For phase one, looking at children, the starting point was deciding where we should have better links.

Why was no-one coming to us as the local provider and expert on physical activity? It was clear that it was up to us to establish connections with the right influencers.

We were fortunate that there was, and still is, an appetite for this work with the wellbeing of Luton's children - one of the central themes of the council's cornerstone 2040 strategy.

Like an octopus spreading its tentacles, we were able to capitalise on the appetite for improvement in the local children's offer.

Realising the differences among groups

Bit by bit, working through an enabler/connector strategy, we joined dots by putting people, groups and organisations in touch with each other.

By facilitating and creating this environment it enabled the same message to be spread through the growing network.

As a result, we are now positioned at the centre of the children's social care system and have been able to implement change in a number of different ways.

We now have regular contact with portfolio holders for children's services and have developed programmes to support children under the care of the virtual school and are the provider for our extensive Holiday Activity and Food programme, which continues to grow its reach and impact.

Our work has even extended across the integrated care system with our Young Person's Social Prescription programme being adopted across its remit due to the proven benefits in addressing equalities.

It's particularly interesting to note that we didn't ask anyone for additional funding as part of this phase one work.

However, additional funding did come to us and it continues to come, as a by-product of the work to educate and spread the vision.

The appetite to make it happen grew, but of course it wasn't all plain sailing.

We were reaching a strong position when Covid-19 struck and stalled our momentum, so we had to start again, if not from the baseline, certainly not from where we left off.

We also came to recognise that working with adult social care would pose more challenges than working with children's.

It's a highly complex system which we underestimated.

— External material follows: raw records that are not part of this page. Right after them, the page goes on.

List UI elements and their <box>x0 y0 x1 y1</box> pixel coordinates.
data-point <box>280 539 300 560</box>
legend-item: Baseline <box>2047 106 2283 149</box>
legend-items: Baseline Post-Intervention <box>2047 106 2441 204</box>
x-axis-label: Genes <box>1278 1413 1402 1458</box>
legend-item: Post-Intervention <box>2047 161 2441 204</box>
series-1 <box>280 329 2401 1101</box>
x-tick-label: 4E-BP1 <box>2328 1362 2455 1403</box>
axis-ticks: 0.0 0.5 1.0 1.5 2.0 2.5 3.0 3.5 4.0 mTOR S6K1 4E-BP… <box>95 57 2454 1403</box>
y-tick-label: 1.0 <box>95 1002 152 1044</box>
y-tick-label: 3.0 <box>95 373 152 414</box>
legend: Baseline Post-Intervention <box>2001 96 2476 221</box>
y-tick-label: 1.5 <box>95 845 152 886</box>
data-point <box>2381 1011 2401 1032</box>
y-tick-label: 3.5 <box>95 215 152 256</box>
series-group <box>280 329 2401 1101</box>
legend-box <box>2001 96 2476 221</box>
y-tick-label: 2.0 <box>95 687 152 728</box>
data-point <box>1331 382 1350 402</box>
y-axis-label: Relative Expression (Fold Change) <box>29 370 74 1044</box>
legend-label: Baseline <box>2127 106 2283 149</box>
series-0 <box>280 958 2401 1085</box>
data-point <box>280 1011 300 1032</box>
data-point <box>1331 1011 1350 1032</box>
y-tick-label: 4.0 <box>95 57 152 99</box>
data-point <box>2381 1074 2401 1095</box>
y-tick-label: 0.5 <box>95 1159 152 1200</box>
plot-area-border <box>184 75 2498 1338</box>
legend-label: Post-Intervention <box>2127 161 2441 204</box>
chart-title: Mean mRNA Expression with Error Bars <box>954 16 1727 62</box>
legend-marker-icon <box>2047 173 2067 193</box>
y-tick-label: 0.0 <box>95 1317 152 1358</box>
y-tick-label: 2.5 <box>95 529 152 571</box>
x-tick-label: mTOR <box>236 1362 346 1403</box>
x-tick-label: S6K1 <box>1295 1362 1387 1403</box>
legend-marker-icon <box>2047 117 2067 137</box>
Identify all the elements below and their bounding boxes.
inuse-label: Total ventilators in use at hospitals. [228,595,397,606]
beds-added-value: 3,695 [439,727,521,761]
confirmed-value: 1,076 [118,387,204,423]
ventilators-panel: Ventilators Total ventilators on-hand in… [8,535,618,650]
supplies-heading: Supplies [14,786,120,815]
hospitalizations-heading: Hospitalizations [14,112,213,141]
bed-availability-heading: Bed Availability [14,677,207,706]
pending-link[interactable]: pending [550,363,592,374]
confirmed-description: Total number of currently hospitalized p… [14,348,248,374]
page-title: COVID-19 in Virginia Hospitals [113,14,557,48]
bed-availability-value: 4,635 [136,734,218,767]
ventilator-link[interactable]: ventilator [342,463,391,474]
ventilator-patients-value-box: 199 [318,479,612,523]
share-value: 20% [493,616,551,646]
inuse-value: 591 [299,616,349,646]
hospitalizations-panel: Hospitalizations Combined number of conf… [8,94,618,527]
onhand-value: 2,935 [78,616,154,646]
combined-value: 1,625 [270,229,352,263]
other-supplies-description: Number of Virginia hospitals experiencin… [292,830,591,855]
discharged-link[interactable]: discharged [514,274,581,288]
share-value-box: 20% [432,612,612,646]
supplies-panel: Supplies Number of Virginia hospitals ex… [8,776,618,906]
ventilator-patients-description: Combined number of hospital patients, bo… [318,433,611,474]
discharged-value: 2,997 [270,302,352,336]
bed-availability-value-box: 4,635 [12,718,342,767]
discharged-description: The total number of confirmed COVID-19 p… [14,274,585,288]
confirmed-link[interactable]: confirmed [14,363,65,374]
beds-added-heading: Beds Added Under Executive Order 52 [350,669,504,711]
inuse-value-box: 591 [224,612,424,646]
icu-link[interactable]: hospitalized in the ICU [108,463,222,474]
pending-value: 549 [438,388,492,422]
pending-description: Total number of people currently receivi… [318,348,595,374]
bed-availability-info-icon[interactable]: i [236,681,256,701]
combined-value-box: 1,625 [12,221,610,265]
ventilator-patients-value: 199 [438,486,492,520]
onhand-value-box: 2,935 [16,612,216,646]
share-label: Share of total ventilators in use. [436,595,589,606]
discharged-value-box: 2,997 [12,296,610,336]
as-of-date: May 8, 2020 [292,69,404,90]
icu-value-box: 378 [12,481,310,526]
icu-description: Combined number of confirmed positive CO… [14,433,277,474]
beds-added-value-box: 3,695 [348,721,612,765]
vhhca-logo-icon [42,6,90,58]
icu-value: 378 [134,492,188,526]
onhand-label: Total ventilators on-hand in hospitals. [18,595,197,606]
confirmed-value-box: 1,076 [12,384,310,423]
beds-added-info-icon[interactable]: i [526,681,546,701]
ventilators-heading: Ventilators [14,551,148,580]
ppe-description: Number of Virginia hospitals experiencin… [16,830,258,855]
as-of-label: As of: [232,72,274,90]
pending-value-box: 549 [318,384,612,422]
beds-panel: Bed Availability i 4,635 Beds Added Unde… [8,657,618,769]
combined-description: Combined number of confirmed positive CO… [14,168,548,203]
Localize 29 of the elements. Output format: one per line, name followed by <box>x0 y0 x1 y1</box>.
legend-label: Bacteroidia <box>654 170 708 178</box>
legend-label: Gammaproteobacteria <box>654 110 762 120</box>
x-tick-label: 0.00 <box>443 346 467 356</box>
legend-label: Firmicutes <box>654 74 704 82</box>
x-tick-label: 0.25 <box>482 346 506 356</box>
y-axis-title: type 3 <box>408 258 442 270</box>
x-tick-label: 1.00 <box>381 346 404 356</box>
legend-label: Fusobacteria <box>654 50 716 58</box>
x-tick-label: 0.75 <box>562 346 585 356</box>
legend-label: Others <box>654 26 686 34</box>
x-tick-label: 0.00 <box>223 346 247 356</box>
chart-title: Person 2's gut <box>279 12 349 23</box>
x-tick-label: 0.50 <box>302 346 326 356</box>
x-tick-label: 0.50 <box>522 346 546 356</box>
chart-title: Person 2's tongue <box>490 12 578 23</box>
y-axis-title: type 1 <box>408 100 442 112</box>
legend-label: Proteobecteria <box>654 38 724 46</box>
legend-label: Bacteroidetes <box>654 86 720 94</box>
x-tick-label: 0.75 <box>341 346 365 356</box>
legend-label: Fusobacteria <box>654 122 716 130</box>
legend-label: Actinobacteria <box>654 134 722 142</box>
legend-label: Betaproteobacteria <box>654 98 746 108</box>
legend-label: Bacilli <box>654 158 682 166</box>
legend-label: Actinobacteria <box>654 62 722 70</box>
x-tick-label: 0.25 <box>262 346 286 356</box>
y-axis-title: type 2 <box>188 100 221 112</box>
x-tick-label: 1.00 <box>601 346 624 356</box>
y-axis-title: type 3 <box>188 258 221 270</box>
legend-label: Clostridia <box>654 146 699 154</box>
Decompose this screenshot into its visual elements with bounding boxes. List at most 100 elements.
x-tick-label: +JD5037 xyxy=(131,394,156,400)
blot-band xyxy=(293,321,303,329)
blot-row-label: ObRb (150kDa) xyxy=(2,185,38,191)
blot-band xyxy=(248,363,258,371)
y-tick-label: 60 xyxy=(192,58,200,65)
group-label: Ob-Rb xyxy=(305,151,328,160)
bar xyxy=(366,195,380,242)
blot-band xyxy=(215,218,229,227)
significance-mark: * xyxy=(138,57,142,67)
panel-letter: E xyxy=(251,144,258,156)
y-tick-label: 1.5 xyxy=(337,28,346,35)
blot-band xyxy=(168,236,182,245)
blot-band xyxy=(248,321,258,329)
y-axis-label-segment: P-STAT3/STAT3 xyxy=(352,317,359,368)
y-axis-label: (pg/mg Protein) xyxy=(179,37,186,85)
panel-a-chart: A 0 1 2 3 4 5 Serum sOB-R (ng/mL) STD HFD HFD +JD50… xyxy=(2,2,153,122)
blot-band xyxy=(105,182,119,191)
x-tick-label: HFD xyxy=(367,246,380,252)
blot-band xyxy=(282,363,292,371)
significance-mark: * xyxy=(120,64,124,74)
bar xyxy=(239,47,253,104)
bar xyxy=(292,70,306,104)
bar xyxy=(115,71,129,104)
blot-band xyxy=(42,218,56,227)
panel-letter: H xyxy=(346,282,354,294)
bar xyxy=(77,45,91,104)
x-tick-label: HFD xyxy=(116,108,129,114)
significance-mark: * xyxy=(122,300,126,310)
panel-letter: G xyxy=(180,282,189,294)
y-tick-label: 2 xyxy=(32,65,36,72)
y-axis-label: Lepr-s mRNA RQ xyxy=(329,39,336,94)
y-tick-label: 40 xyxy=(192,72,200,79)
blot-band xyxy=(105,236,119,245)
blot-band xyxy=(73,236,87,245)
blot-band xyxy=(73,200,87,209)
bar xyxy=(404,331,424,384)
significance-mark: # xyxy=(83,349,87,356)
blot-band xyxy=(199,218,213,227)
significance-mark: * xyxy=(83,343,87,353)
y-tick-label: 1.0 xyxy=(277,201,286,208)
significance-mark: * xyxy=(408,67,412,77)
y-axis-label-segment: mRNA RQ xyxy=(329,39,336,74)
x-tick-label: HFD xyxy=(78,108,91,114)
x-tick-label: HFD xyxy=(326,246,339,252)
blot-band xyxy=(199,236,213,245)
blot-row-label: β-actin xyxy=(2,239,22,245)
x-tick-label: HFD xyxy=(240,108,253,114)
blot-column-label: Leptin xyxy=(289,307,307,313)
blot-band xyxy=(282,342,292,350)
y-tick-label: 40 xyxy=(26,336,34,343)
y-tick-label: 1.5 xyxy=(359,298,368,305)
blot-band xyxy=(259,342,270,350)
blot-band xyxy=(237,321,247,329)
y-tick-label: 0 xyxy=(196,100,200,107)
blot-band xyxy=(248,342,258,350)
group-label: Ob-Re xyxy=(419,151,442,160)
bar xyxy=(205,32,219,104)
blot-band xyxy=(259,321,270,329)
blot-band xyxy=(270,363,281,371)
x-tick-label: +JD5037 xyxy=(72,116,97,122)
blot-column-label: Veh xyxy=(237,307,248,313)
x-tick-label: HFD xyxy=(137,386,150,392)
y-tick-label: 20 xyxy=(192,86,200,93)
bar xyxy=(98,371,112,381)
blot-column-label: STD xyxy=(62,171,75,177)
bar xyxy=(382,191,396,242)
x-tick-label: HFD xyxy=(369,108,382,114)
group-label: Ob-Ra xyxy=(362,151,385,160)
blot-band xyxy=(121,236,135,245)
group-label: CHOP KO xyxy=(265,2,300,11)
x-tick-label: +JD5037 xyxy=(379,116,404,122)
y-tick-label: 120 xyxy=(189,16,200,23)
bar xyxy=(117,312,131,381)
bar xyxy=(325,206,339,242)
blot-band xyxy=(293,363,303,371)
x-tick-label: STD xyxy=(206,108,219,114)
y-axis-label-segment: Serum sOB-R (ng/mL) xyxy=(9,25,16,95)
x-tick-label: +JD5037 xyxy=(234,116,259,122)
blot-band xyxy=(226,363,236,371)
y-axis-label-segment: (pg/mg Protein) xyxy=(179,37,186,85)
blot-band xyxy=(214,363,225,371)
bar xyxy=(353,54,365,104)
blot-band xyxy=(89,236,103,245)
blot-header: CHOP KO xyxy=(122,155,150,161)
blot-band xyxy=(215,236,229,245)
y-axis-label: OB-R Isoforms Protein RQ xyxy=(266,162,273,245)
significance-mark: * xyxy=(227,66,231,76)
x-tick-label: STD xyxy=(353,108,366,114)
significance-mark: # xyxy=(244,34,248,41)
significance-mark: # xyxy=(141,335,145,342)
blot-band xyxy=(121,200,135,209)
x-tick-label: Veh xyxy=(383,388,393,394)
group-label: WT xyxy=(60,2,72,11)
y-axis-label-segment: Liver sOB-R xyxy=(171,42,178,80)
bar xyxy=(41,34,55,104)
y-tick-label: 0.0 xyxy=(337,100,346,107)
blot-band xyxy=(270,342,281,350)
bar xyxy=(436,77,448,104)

We anticipated the same speed of change but the work is proving much more challenging, however we're confident that it will be equally rewarding.

On a personal level, given the timing of this work in the immediate period before I leave Active Luton, it will inevitably form part of my legacy.

Reflecting on this, it's been an exercise in devolving leadership and developing a new way of thinking – right across the project team.

It's been important to set clear expectations and know who's accountable and can make things happen.

Spreading ownership for different elements of the work will hopefully spread a sense of empowerment and ensure the right reach and impact are achieved.

As a final thought, I think it's important to highlight that, although numbers are key, there are many other crucial factors to consider as outcomes and impact can't solely be measured numerically.

The quality of partnership working and enablement is vital, but less easily 'measured'.

And it's important to remember that people care about different things, so answers to a question may vary depending who's asking and that is the key to an adaptable and responsive approach to system change.